“I am not a Coloured, I am Khoi,” says Colin Meyer. “The apartheid era imposed the identity of being Coloured on us, but that is an invention.”
Meyer is a Cape Town-based musician and poet, who shares “the real living stories that need to be told” using a guitar, a khoi bow, and his hypnotic voice.
Meyer was born near Oudtshoorn, and started music in grade 10 when his mother booked him into a local music school. “It was informal and worked out of some guy’s garage,” he says. Meyer began his musical learning with drumming. Later he learned other instruments, and eventually started song-writing and solo performances.
After school, Meyer improved his talents by playing with other musicians and learning from them. Meyer has worked and performed alongside the likes of Black Noise, Jitsvinger and “ghetto poet” Jethro Louw. “Jethro Louw and other guys started a group called Khoi Collective in the 80s, and I played with them as a laaitie,” says Meyer.

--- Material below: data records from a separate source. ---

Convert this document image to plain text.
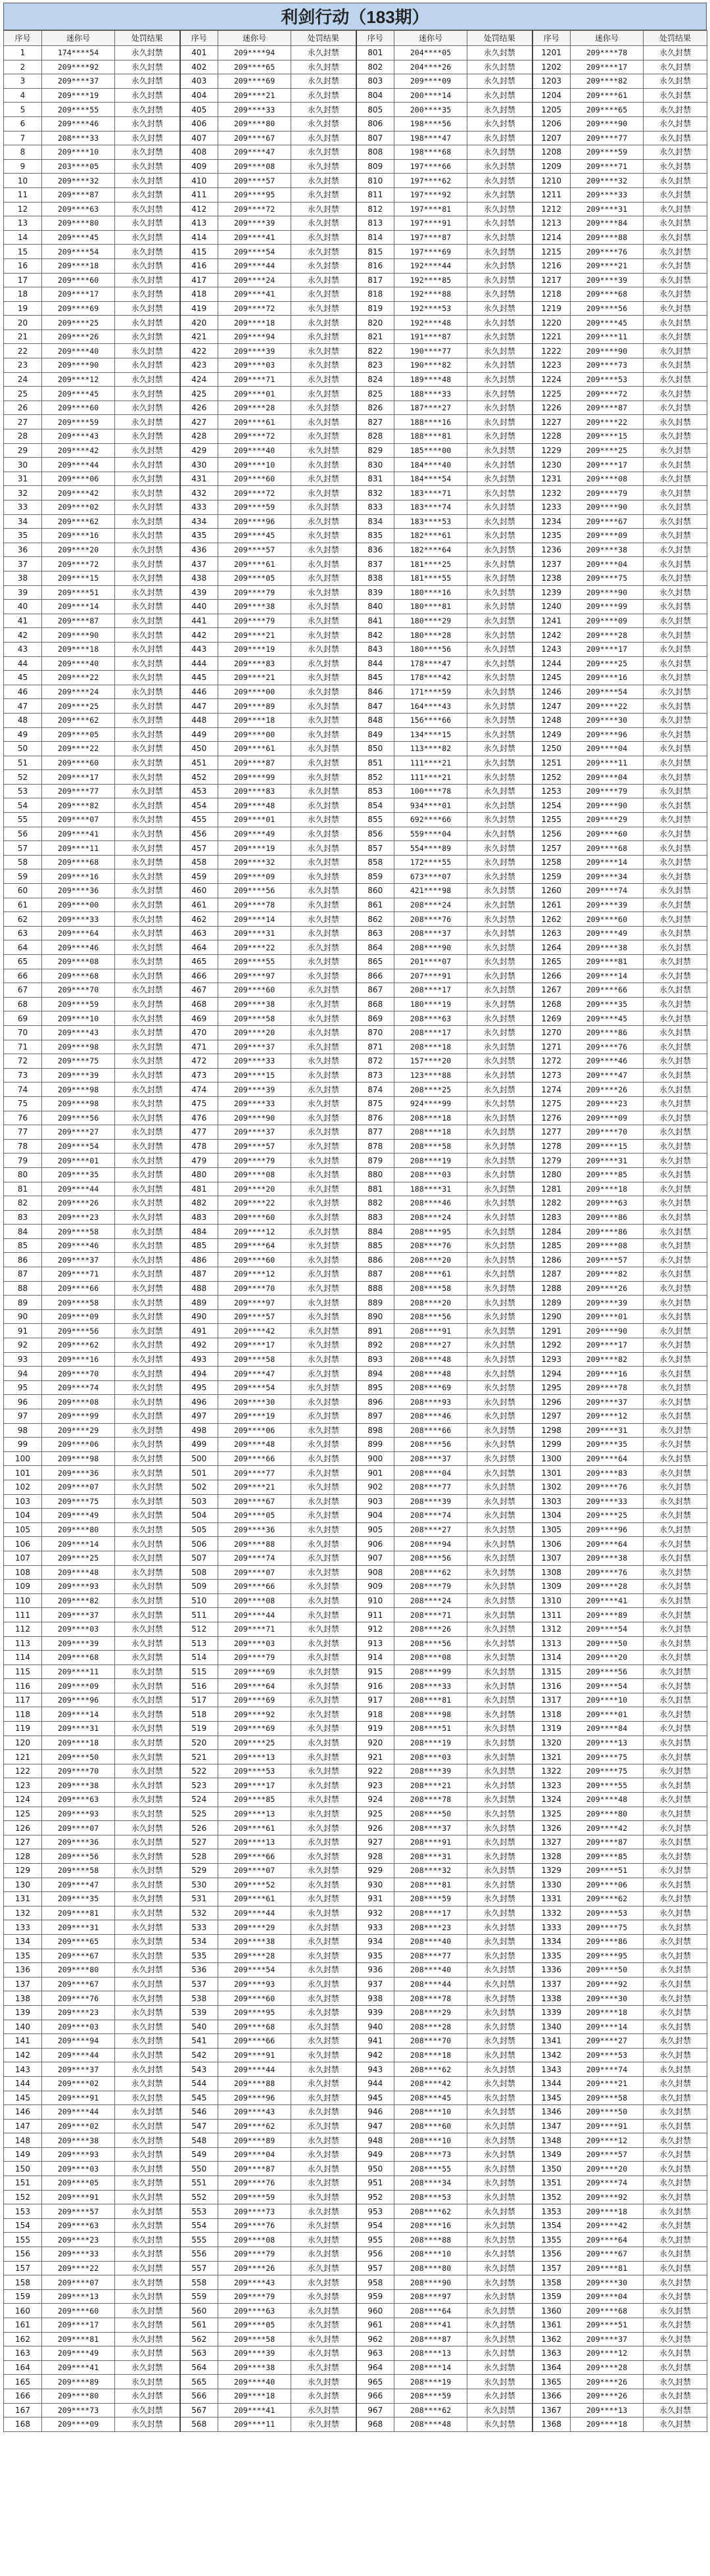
利剑行动（183期）
序号	迷你号	处罚结果	序号	迷你号	处罚结果	序号	迷你号	处罚结果	序号	迷你号	处罚结果
1	174****54	永久封禁	401	209****94	永久封禁	801	204****05	永久封禁	1201	209****78	永久封禁
2	209****92	永久封禁	402	209****65	永久封禁	802	204****26	永久封禁	1202	209****17	永久封禁
3	209****37	永久封禁	403	209****69	永久封禁	803	209****09	永久封禁	1203	209****82	永久封禁
4	209****19	永久封禁	404	209****21	永久封禁	804	200****14	永久封禁	1204	209****61	永久封禁
5	209****55	永久封禁	405	209****33	永久封禁	805	200****35	永久封禁	1205	209****65	永久封禁
6	209****46	永久封禁	406	209****80	永久封禁	806	198****56	永久封禁	1206	209****90	永久封禁
7	208****33	永久封禁	407	209****67	永久封禁	807	198****47	永久封禁	1207	209****77	永久封禁
8	209****10	永久封禁	408	209****47	永久封禁	808	198****68	永久封禁	1208	209****59	永久封禁
9	203****05	永久封禁	409	209****08	永久封禁	809	197****66	永久封禁	1209	209****71	永久封禁
10	209****32	永久封禁	410	209****57	永久封禁	810	197****62	永久封禁	1210	209****32	永久封禁
11	209****87	永久封禁	411	209****95	永久封禁	811	197****92	永久封禁	1211	209****33	永久封禁
12	209****63	永久封禁	412	209****72	永久封禁	812	197****81	永久封禁	1212	209****31	永久封禁
13	209****80	永久封禁	413	209****39	永久封禁	813	197****91	永久封禁	1213	209****84	永久封禁
14	209****45	永久封禁	414	209****41	永久封禁	814	197****87	永久封禁	1214	209****88	永久封禁
15	209****54	永久封禁	415	209****54	永久封禁	815	197****69	永久封禁	1215	209****76	永久封禁
16	209****18	永久封禁	416	209****44	永久封禁	816	192****44	永久封禁	1216	209****21	永久封禁
17	209****60	永久封禁	417	209****24	永久封禁	817	192****85	永久封禁	1217	209****39	永久封禁
18	209****17	永久封禁	418	209****41	永久封禁	818	192****88	永久封禁	1218	209****68	永久封禁
19	209****69	永久封禁	419	209****72	永久封禁	819	192****53	永久封禁	1219	209****56	永久封禁
20	209****25	永久封禁	420	209****18	永久封禁	820	192****48	永久封禁	1220	209****45	永久封禁
21	209****26	永久封禁	421	209****94	永久封禁	821	191****87	永久封禁	1221	209****11	永久封禁
22	209****40	永久封禁	422	209****39	永久封禁	822	190****77	永久封禁	1222	209****90	永久封禁
23	209****90	永久封禁	423	209****03	永久封禁	823	190****82	永久封禁	1223	209****73	永久封禁
24	209****12	永久封禁	424	209****71	永久封禁	824	189****48	永久封禁	1224	209****53	永久封禁
25	209****45	永久封禁	425	209****01	永久封禁	825	188****33	永久封禁	1225	209****72	永久封禁
26	209****60	永久封禁	426	209****28	永久封禁	826	187****27	永久封禁	1226	209****87	永久封禁
27	209****59	永久封禁	427	209****61	永久封禁	827	188****16	永久封禁	1227	209****22	永久封禁
28	209****43	永久封禁	428	209****72	永久封禁	828	188****81	永久封禁	1228	209****15	永久封禁
29	209****42	永久封禁	429	209****40	永久封禁	829	185****00	永久封禁	1229	209****25	永久封禁
30	209****44	永久封禁	430	209****10	永久封禁	830	184****40	永久封禁	1230	209****17	永久封禁
31	209****06	永久封禁	431	209****60	永久封禁	831	184****54	永久封禁	1231	209****08	永久封禁
32	209****42	永久封禁	432	209****72	永久封禁	832	183****71	永久封禁	1232	209****79	永久封禁
33	209****02	永久封禁	433	209****59	永久封禁	833	183****74	永久封禁	1233	209****90	永久封禁
34	209****62	永久封禁	434	209****96	永久封禁	834	183****53	永久封禁	1234	209****67	永久封禁
35	209****16	永久封禁	435	209****45	永久封禁	835	182****61	永久封禁	1235	209****09	永久封禁
36	209****20	永久封禁	436	209****57	永久封禁	836	182****64	永久封禁	1236	209****38	永久封禁
37	209****72	永久封禁	437	209****61	永久封禁	837	181****25	永久封禁	1237	209****04	永久封禁
38	209****15	永久封禁	438	209****05	永久封禁	838	181****55	永久封禁	1238	209****75	永久封禁
39	209****51	永久封禁	439	209****79	永久封禁	839	180****16	永久封禁	1239	209****90	永久封禁
40	209****14	永久封禁	440	209****38	永久封禁	840	180****81	永久封禁	1240	209****99	永久封禁
41	209****87	永久封禁	441	209****79	永久封禁	841	180****29	永久封禁	1241	209****09	永久封禁
42	209****90	永久封禁	442	209****21	永久封禁	842	180****28	永久封禁	1242	209****28	永久封禁
43	209****18	永久封禁	443	209****19	永久封禁	843	180****56	永久封禁	1243	209****17	永久封禁
44	209****40	永久封禁	444	209****83	永久封禁	844	178****47	永久封禁	1244	209****25	永久封禁
45	209****22	永久封禁	445	209****21	永久封禁	845	178****42	永久封禁	1245	209****16	永久封禁
46	209****24	永久封禁	446	209****00	永久封禁	846	171****59	永久封禁	1246	209****54	永久封禁
47	209****25	永久封禁	447	209****89	永久封禁	847	164****43	永久封禁	1247	209****22	永久封禁
48	209****62	永久封禁	448	209****18	永久封禁	848	156****66	永久封禁	1248	209****30	永久封禁
49	209****05	永久封禁	449	209****00	永久封禁	849	134****15	永久封禁	1249	209****96	永久封禁
50	209****22	永久封禁	450	209****61	永久封禁	850	113****82	永久封禁	1250	209****04	永久封禁
51	209****60	永久封禁	451	209****87	永久封禁	851	111****21	永久封禁	1251	209****11	永久封禁
52	209****17	永久封禁	452	209****99	永久封禁	852	111****21	永久封禁	1252	209****04	永久封禁
53	209****77	永久封禁	453	209****83	永久封禁	853	100****78	永久封禁	1253	209****79	永久封禁
54	209****82	永久封禁	454	209****48	永久封禁	854	934****01	永久封禁	1254	209****90	永久封禁
55	209****07	永久封禁	455	209****01	永久封禁	855	692****66	永久封禁	1255	209****29	永久封禁
56	209****41	永久封禁	456	209****49	永久封禁	856	559****04	永久封禁	1256	209****60	永久封禁
57	209****11	永久封禁	457	209****19	永久封禁	857	554****89	永久封禁	1257	209****68	永久封禁
58	209****68	永久封禁	458	209****32	永久封禁	858	172****55	永久封禁	1258	209****14	永久封禁
59	209****16	永久封禁	459	209****09	永久封禁	859	673****07	永久封禁	1259	209****34	永久封禁
60	209****36	永久封禁	460	209****56	永久封禁	860	421****98	永久封禁	1260	209****74	永久封禁
61	209****00	永久封禁	461	209****78	永久封禁	861	208****24	永久封禁	1261	209****39	永久封禁
62	209****33	永久封禁	462	209****14	永久封禁	862	208****76	永久封禁	1262	209****60	永久封禁
63	209****64	永久封禁	463	209****31	永久封禁	863	208****37	永久封禁	1263	209****49	永久封禁
64	209****46	永久封禁	464	209****22	永久封禁	864	208****90	永久封禁	1264	209****38	永久封禁
65	209****08	永久封禁	465	209****55	永久封禁	865	201****07	永久封禁	1265	209****81	永久封禁
66	209****68	永久封禁	466	209****97	永久封禁	866	207****91	永久封禁	1266	209****14	永久封禁
67	209****70	永久封禁	467	209****60	永久封禁	867	208****17	永久封禁	1267	209****66	永久封禁
68	209****59	永久封禁	468	209****38	永久封禁	868	180****19	永久封禁	1268	209****35	永久封禁
69	209****10	永久封禁	469	209****58	永久封禁	869	208****63	永久封禁	1269	209****45	永久封禁
70	209****43	永久封禁	470	209****20	永久封禁	870	208****17	永久封禁	1270	209****86	永久封禁
71	209****98	永久封禁	471	209****37	永久封禁	871	208****18	永久封禁	1271	209****76	永久封禁
72	209****75	永久封禁	472	209****33	永久封禁	872	157****20	永久封禁	1272	209****46	永久封禁
73	209****39	永久封禁	473	209****15	永久封禁	873	123****88	永久封禁	1273	209****47	永久封禁
74	209****98	永久封禁	474	209****39	永久封禁	874	208****25	永久封禁	1274	209****26	永久封禁
75	209****98	永久封禁	475	209****33	永久封禁	875	924****99	永久封禁	1275	209****23	永久封禁
76	209****56	永久封禁	476	209****90	永久封禁	876	208****18	永久封禁	1276	209****09	永久封禁
77	209****27	永久封禁	477	209****37	永久封禁	877	208****18	永久封禁	1277	209****70	永久封禁
78	209****54	永久封禁	478	209****57	永久封禁	878	208****58	永久封禁	1278	209****15	永久封禁
79	209****01	永久封禁	479	209****79	永久封禁	879	208****19	永久封禁	1279	209****31	永久封禁
80	209****35	永久封禁	480	209****08	永久封禁	880	208****03	永久封禁	1280	209****85	永久封禁
81	209****44	永久封禁	481	209****20	永久封禁	881	188****31	永久封禁	1281	209****18	永久封禁
82	209****26	永久封禁	482	209****22	永久封禁	882	208****46	永久封禁	1282	209****63	永久封禁
83	209****23	永久封禁	483	209****60	永久封禁	883	208****24	永久封禁	1283	209****86	永久封禁
84	209****58	永久封禁	484	209****12	永久封禁	884	208****95	永久封禁	1284	209****86	永久封禁
85	209****46	永久封禁	485	209****64	永久封禁	885	208****76	永久封禁	1285	209****08	永久封禁
86	209****37	永久封禁	486	209****60	永久封禁	886	208****20	永久封禁	1286	209****57	永久封禁
87	209****71	永久封禁	487	209****12	永久封禁	887	208****61	永久封禁	1287	209****82	永久封禁
88	209****66	永久封禁	488	209****70	永久封禁	888	208****58	永久封禁	1288	209****26	永久封禁
89	209****58	永久封禁	489	209****97	永久封禁	889	208****20	永久封禁	1289	209****39	永久封禁
90	209****09	永久封禁	490	209****57	永久封禁	890	208****56	永久封禁	1290	209****01	永久封禁
91	209****56	永久封禁	491	209****42	永久封禁	891	208****91	永久封禁	1291	209****90	永久封禁
92	209****62	永久封禁	492	209****17	永久封禁	892	208****27	永久封禁	1292	209****17	永久封禁
93	209****16	永久封禁	493	209****58	永久封禁	893	208****48	永久封禁	1293	209****82	永久封禁
94	209****70	永久封禁	494	209****47	永久封禁	894	208****48	永久封禁	1294	209****16	永久封禁
95	209****74	永久封禁	495	209****54	永久封禁	895	208****69	永久封禁	1295	209****78	永久封禁
96	209****08	永久封禁	496	209****30	永久封禁	896	208****93	永久封禁	1296	209****37	永久封禁
97	209****99	永久封禁	497	209****19	永久封禁	897	208****46	永久封禁	1297	209****12	永久封禁
98	209****29	永久封禁	498	209****06	永久封禁	898	208****66	永久封禁	1298	209****31	永久封禁
99	209****06	永久封禁	499	209****48	永久封禁	899	208****56	永久封禁	1299	209****35	永久封禁
100	209****98	永久封禁	500	209****66	永久封禁	900	208****37	永久封禁	1300	209****64	永久封禁
101	209****36	永久封禁	501	209****77	永久封禁	901	208****04	永久封禁	1301	209****83	永久封禁
102	209****07	永久封禁	502	209****21	永久封禁	902	208****77	永久封禁	1302	209****76	永久封禁
103	209****75	永久封禁	503	209****67	永久封禁	903	208****39	永久封禁	1303	209****33	永久封禁
104	209****49	永久封禁	504	209****05	永久封禁	904	208****74	永久封禁	1304	209****25	永久封禁
105	209****80	永久封禁	505	209****36	永久封禁	905	208****27	永久封禁	1305	209****96	永久封禁
106	209****14	永久封禁	506	209****88	永久封禁	906	208****94	永久封禁	1306	209****64	永久封禁
107	209****25	永久封禁	507	209****74	永久封禁	907	208****56	永久封禁	1307	209****38	永久封禁
108	209****48	永久封禁	508	209****07	永久封禁	908	208****62	永久封禁	1308	209****76	永久封禁
109	209****93	永久封禁	509	209****66	永久封禁	909	208****79	永久封禁	1309	209****28	永久封禁
110	209****82	永久封禁	510	209****08	永久封禁	910	208****24	永久封禁	1310	209****41	永久封禁
111	209****37	永久封禁	511	209****44	永久封禁	911	208****71	永久封禁	1311	209****89	永久封禁
112	209****03	永久封禁	512	209****71	永久封禁	912	208****26	永久封禁	1312	209****54	永久封禁
113	209****39	永久封禁	513	209****03	永久封禁	913	208****56	永久封禁	1313	209****50	永久封禁
114	209****68	永久封禁	514	209****79	永久封禁	914	208****08	永久封禁	1314	209****20	永久封禁
115	209****11	永久封禁	515	209****69	永久封禁	915	208****99	永久封禁	1315	209****56	永久封禁
116	209****09	永久封禁	516	209****64	永久封禁	916	208****33	永久封禁	1316	209****54	永久封禁
117	209****96	永久封禁	517	209****69	永久封禁	917	208****81	永久封禁	1317	209****10	永久封禁
118	209****14	永久封禁	518	209****92	永久封禁	918	208****98	永久封禁	1318	209****01	永久封禁
119	209****31	永久封禁	519	209****69	永久封禁	919	208****51	永久封禁	1319	209****84	永久封禁
120	209****18	永久封禁	520	209****25	永久封禁	920	208****19	永久封禁	1320	209****13	永久封禁
121	209****50	永久封禁	521	209****13	永久封禁	921	208****03	永久封禁	1321	209****75	永久封禁
122	209****70	永久封禁	522	209****53	永久封禁	922	208****39	永久封禁	1322	209****75	永久封禁
123	209****38	永久封禁	523	209****17	永久封禁	923	208****21	永久封禁	1323	209****55	永久封禁
124	209****63	永久封禁	524	209****85	永久封禁	924	208****78	永久封禁	1324	209****48	永久封禁
125	209****93	永久封禁	525	209****13	永久封禁	925	208****50	永久封禁	1325	209****80	永久封禁
126	209****07	永久封禁	526	209****61	永久封禁	926	208****37	永久封禁	1326	209****42	永久封禁
127	209****36	永久封禁	527	209****13	永久封禁	927	208****91	永久封禁	1327	209****87	永久封禁
128	209****56	永久封禁	528	209****66	永久封禁	928	208****31	永久封禁	1328	209****85	永久封禁
129	209****58	永久封禁	529	209****07	永久封禁	929	208****32	永久封禁	1329	209****51	永久封禁
130	209****47	永久封禁	530	209****52	永久封禁	930	208****81	永久封禁	1330	209****06	永久封禁
131	209****35	永久封禁	531	209****61	永久封禁	931	208****59	永久封禁	1331	209****62	永久封禁
132	209****81	永久封禁	532	209****44	永久封禁	932	208****17	永久封禁	1332	209****53	永久封禁
133	209****31	永久封禁	533	209****29	永久封禁	933	208****23	永久封禁	1333	209****75	永久封禁
134	209****65	永久封禁	534	209****38	永久封禁	934	208****40	永久封禁	1334	209****86	永久封禁
135	209****67	永久封禁	535	209****28	永久封禁	935	208****77	永久封禁	1335	209****95	永久封禁
136	209****80	永久封禁	536	209****54	永久封禁	936	208****40	永久封禁	1336	209****50	永久封禁
137	209****67	永久封禁	537	209****93	永久封禁	937	208****44	永久封禁	1337	209****92	永久封禁
138	209****76	永久封禁	538	209****60	永久封禁	938	208****78	永久封禁	1338	209****30	永久封禁
139	209****23	永久封禁	539	209****95	永久封禁	939	208****29	永久封禁	1339	209****18	永久封禁
140	209****03	永久封禁	540	209****68	永久封禁	940	208****28	永久封禁	1340	209****14	永久封禁
141	209****94	永久封禁	541	209****66	永久封禁	941	208****70	永久封禁	1341	209****27	永久封禁
142	209****44	永久封禁	542	209****91	永久封禁	942	208****18	永久封禁	1342	209****53	永久封禁
143	209****37	永久封禁	543	209****44	永久封禁	943	208****62	永久封禁	1343	209****74	永久封禁
144	209****02	永久封禁	544	209****88	永久封禁	944	208****42	永久封禁	1344	209****21	永久封禁
145	209****91	永久封禁	545	209****96	永久封禁	945	208****45	永久封禁	1345	209****58	永久封禁
146	209****44	永久封禁	546	209****43	永久封禁	946	208****10	永久封禁	1346	209****50	永久封禁
147	209****02	永久封禁	547	209****62	永久封禁	947	208****60	永久封禁	1347	209****91	永久封禁
148	209****38	永久封禁	548	209****89	永久封禁	948	208****10	永久封禁	1348	209****12	永久封禁
149	209****93	永久封禁	549	209****04	永久封禁	949	208****73	永久封禁	1349	209****57	永久封禁
150	209****03	永久封禁	550	209****87	永久封禁	950	208****55	永久封禁	1350	209****20	永久封禁
151	209****05	永久封禁	551	209****76	永久封禁	951	208****34	永久封禁	1351	209****74	永久封禁
152	209****91	永久封禁	552	209****59	永久封禁	952	208****53	永久封禁	1352	209****92	永久封禁
153	209****57	永久封禁	553	209****73	永久封禁	953	208****62	永久封禁	1353	209****18	永久封禁
154	209****63	永久封禁	554	209****76	永久封禁	954	208****16	永久封禁	1354	209****42	永久封禁
155	209****23	永久封禁	555	209****08	永久封禁	955	208****88	永久封禁	1355	209****64	永久封禁
156	209****33	永久封禁	556	209****79	永久封禁	956	208****10	永久封禁	1356	209****67	永久封禁
157	209****22	永久封禁	557	209****26	永久封禁	957	208****80	永久封禁	1357	209****81	永久封禁
158	209****07	永久封禁	558	209****43	永久封禁	958	208****90	永久封禁	1358	209****30	永久封禁
159	209****13	永久封禁	559	209****79	永久封禁	959	208****97	永久封禁	1359	209****04	永久封禁
160	209****60	永久封禁	560	209****63	永久封禁	960	208****64	永久封禁	1360	209****68	永久封禁
161	209****17	永久封禁	561	209****05	永久封禁	961	208****41	永久封禁	1361	209****51	永久封禁
162	209****81	永久封禁	562	209****58	永久封禁	962	208****87	永久封禁	1362	209****37	永久封禁
163	209****49	永久封禁	563	209****39	永久封禁	963	208****13	永久封禁	1363	209****12	永久封禁
164	209****41	永久封禁	564	209****38	永久封禁	964	208****14	永久封禁	1364	209****28	永久封禁
165	209****89	永久封禁	565	209****40	永久封禁	965	208****19	永久封禁	1365	209****26	永久封禁
166	209****80	永久封禁	566	209****18	永久封禁	966	208****59	永久封禁	1366	209****26	永久封禁
167	209****73	永久封禁	567	209****41	永久封禁	967	208****62	永久封禁	1367	209****13	永久封禁
168	209****09	永久封禁	568	209****11	永久封禁	968	208****48	永久封禁	1368	209****18	永久封禁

Throughout his career from 1995 till today, Meyer says, he has always “revisited the sound of the blues. The blues bit me. Now I still rap and play with bands, but mostly I play the Khoi blues.”
Meyer, describing the Khoi blues, says this is “just about the sound … of times changing, land being taken, and the loss of restoring identity.”
Meyer points to the similarities between the conditions of the Khoi people under colonial rule and the conditions for Afro-American slaves which gave rise to the blues. “People are always saying I have a signature sound on the guitar, and I don’t know what they mean exactly,” says Meyer. Maybe this is the Khoi blues that charms and captivates Meyer’s diverse audiences.
When asked what it means to be Khoi in SA today, Meyer says that “it means a lot, and it means that I can be me…there are people who look at the Khoi from microscopic lenses. Social anthropologists and academics talk about the Khoi as if he is not alive, but the Bushman or Khoi is like anyone else, he has feelings. We are still a living people.”
Meyer performs his music to captivated audiences at venues in and around Cape Town. He also runs Khoi bow-making and -playing workshops at primary schools, most recently in Wellington. Of the Khoi bow, Meyer says, “It’s a sad sound,” but mentions that the Dave Matthews Band was now using a Khoi bow.
At a concert on 25 January, Meyer shared his Khoi blues and poetry with a captivated crowd at Muizenberg’s Alive Cafe. Justin Maxwell, of Alive Cafe, believes the audience “experienced a creative life experience, rather than just entertainment”. Asked to describe Meyer’s “signature sound”, Justin says “Khoi means people literally, and Colin’s music speaks from all people.”
Colin Meyer will be performing at Africa Corner in Muizenberg on Saturday 29 March. The event is a collaboration of artists and is called Khoi Indie Journeys.